Natural Medicine and 3D Printing for Tissue Repair, Drug Delivery, and Wound Healing: Integrating Traditional Chinese Medicine Bio-Actives with Advanced Biomaterials

Abstract

Integrating Traditional Chinese Medicine (TCM) bio-actives in 3D-printed scaffolds combines ancient pharmacology with advanced additive manufacturing strategies for bone repair, wound healing, and drug delivery. This review highlights Carthamus tinctorius for cranial angiogenesis, Radix Dipsaci for fracture healing, Pearl powder for bone-mimicking mineralization, and ginger-garlic extract-loaded osteogenic-antibacterial implant. Tailored drug releases (21 days for Nuciferine and 56 days for Berberine) and Pyritum-enhanced β-TCP scaffolds showing spatial engineering by doubling compressive strength. Oregano essential oil liposomes suppress osteosarcoma and enhance antibacterial efficacy.
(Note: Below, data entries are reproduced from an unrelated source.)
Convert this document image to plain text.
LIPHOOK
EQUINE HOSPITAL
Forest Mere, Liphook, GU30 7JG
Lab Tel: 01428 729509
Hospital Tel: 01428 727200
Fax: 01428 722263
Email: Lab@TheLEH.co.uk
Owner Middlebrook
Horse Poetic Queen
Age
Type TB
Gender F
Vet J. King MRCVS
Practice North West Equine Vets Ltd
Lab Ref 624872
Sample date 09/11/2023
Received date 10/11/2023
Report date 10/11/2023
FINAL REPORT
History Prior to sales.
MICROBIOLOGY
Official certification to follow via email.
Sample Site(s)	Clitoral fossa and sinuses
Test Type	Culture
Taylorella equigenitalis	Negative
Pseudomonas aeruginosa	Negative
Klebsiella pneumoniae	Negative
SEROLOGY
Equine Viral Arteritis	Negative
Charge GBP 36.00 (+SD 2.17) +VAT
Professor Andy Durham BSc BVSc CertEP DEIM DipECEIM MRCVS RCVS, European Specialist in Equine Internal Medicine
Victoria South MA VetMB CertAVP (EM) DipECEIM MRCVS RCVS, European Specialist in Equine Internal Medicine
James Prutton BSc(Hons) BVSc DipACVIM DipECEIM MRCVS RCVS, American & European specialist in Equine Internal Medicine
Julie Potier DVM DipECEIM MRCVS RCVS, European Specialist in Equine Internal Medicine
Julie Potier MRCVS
The review also discusses Panax notoginseng living scaffold targeting hypoxia, Cryptotanshinone niosomal hydrogel for acne, Astragalus membranaceus for treating Scleroderma diabeticorum, and Okra polysaccharides for both pharmacological and structural function, Liquidambar orientalis skin-regenerating and Bombyx mori silk fibroin skin adhesive properties. Bio-3D printing advances TCM-enriched hydrogels, improving bio-ink formulation, hydrogel stability, drug delivery, and regenerative efficacy. Each section examines TCM pharmacological compounds needed for 3D-printed scaffold integration, the scaffold polymers, and the performance validation models. The interdisciplinary approach of combining biomaterials, TCM pharmacology, and precision of 3D printing redefines regenerative paradigms. The conclusions summarize key findings, define future research trajectories, and address potential challenges with targeted solutions, offering a forward-looking perspective for this transformative interdisciplinary field.